In the '70s, while oil was clearly a problem, the focus of blame fell on the policies of the centre-left governments who were all in power in Canada, the United States and United Kingdom — Liberal, Democrat and Labour.
In fact, all three governments and their central banks had started to abandon Keynes and were adopting the anti-inflation monetarist policies of Milton Friedman, even before the election of Margaret Thatcher in 1979 and Ronald Reagan in 1980.
Devastating effects
In 1979, at the time of the Iranian revolution, oil spiked again, to $30 a barrel. With inflation running over 10 per cent a year, central banks cranked up interest rates to levels that seem unimaginable today except on a credit card: over 15 per cent in the U.S. and over 20 per cent in Canada.
The combined effects of recession and interest rates were devastating. In a couple of years, the U.K. lost a quarter of all its manufacturing. The U.S. suffered hundreds of thousands of jobs lost in manufacturing and construction, and so did Canada.
Unlike the U.K. and U.S., Canada had oil. The Trudeau Liberals had provided R&D money to the oilsands — which, in the 1970s, were considered "alternative energy."
In 1980, the Liberals introduced the much-reviled National Energy Program (NEP). Among its goals were spreading the concentrated benefits of oil wealth, and, ideally, helping Canada achieve energy independence so it could insulate itself from price shocks.
Albertans, unsurprisingly, hated it, in part because it forced them to sell below the world oil price to other Canadians (though the U.S. had introduced just such a program in 1974 under Nixon).
The National Energy Program — and Trudeau personally — became a lightning rod for discontent. Even though oil prices were at record highs, personal bankruptcies in Alberta soared and capital investment decreased, though interest rates of 15 to 20 per cent were also certainly a factor.

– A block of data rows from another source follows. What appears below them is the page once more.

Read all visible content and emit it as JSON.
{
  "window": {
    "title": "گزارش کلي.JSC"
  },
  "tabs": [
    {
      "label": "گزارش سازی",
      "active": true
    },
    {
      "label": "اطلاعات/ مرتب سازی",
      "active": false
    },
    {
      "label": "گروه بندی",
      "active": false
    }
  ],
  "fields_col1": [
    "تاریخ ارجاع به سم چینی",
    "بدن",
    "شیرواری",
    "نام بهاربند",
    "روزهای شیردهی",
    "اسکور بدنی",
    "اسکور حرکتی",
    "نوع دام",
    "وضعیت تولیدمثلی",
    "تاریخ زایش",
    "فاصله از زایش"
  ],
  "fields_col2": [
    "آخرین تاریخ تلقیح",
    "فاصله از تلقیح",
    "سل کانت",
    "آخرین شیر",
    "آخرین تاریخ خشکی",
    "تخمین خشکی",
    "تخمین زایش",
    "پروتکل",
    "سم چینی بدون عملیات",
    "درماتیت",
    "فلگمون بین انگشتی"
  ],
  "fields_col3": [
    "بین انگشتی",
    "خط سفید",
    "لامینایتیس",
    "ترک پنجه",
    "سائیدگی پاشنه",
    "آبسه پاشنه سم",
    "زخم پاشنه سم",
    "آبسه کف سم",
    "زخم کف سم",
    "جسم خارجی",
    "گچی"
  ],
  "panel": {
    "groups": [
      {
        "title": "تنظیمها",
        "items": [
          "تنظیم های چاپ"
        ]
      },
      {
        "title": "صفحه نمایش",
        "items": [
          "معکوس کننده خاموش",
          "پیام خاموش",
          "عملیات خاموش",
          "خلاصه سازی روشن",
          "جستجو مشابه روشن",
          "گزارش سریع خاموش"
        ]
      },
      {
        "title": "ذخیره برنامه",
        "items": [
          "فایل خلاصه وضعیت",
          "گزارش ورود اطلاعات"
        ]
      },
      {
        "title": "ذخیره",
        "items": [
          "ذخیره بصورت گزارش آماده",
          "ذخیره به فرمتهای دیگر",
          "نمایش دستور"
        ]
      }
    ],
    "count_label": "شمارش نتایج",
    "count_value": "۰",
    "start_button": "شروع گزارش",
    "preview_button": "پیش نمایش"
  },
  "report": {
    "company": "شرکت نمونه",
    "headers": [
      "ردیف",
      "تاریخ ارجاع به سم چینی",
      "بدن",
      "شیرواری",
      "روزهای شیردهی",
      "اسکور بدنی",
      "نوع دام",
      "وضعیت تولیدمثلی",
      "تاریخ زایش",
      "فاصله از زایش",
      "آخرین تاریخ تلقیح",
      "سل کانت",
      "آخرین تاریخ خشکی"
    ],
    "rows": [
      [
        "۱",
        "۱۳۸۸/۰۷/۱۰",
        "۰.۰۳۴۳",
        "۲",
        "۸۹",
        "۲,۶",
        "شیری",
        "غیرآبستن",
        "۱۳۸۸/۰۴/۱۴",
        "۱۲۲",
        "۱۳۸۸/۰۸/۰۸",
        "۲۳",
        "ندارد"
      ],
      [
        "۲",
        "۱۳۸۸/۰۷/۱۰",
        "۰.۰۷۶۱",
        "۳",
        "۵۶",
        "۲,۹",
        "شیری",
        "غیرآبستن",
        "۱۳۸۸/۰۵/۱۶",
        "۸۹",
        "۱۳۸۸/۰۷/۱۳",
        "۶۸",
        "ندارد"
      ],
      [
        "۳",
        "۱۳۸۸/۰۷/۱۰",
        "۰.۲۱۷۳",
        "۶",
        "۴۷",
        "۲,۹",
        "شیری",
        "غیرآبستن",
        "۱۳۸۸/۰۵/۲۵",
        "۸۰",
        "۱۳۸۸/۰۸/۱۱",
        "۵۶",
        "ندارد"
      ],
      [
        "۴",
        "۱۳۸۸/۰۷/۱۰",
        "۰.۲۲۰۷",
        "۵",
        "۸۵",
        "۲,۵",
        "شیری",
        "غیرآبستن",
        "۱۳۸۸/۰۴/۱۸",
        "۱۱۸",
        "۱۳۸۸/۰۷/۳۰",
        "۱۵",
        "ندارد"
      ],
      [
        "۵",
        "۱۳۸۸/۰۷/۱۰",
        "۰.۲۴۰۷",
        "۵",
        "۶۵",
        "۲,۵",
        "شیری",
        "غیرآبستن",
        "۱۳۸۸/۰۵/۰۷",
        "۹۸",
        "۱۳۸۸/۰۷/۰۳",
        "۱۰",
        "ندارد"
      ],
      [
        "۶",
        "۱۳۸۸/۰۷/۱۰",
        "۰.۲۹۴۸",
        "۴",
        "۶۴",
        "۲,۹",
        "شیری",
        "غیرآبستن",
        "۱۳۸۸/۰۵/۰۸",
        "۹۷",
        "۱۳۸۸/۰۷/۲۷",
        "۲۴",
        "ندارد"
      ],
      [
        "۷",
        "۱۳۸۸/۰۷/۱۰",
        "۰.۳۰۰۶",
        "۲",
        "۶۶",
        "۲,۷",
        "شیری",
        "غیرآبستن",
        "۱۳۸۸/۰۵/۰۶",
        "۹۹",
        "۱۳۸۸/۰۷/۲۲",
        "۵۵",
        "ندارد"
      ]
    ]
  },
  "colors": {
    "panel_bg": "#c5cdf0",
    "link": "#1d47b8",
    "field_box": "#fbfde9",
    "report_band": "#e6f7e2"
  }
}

Then, in 1985, the price crashed to just $10 a barrel. The oilsands were suddenly unprofitable, Alberta was thrown into economic turmoil and federal revenues dropped. Having seen the price of oil go up 1,500 per cent in a decade, the Liberals in 1980 didn't imagine that oil could drop again by half.
Caught off-guard
For Stephen Harper, it was the defining political and economic event of his life, spurring the rise of the Reform Party and his own political career.
If anyone should be aware that oil prices can crash, it should have been Harper, yet his government appears to have been caught completely off-guard. Oliver hasn't been able to do the only job he has: put out a budget once a year.
Harper has presided over the worst economic growth since the 1930s. Personal debt is at all-time highs and CIBC says job quality is at a 25-year-low.
In just seven years, Harper has added $260 billion to Canada's $615-billion national debt — more debt than every Liberal government since 1970 combined, during a period of historically low interest rates and what the government tells us have been "good" economic times.
We don't have a problem with runaway inflation: inequality and the fact that for many Canadians, incomes have been stagnant since Trudeau was prime minister in 1982, are much more serious.
Conservatives may hope that fighting Pierre Trudeau's ghost will resonate with Canadians, but it is a reflection of a deeper problem. In both their politics and their policies, they are going after something that no longer exists.
Dougald Lamont is a writer and strategic communications consultant in Winnipeg. He has worked on many political campaigns and in 2013 ran unsuccessfully for leader of the Manitoba Liberal Party.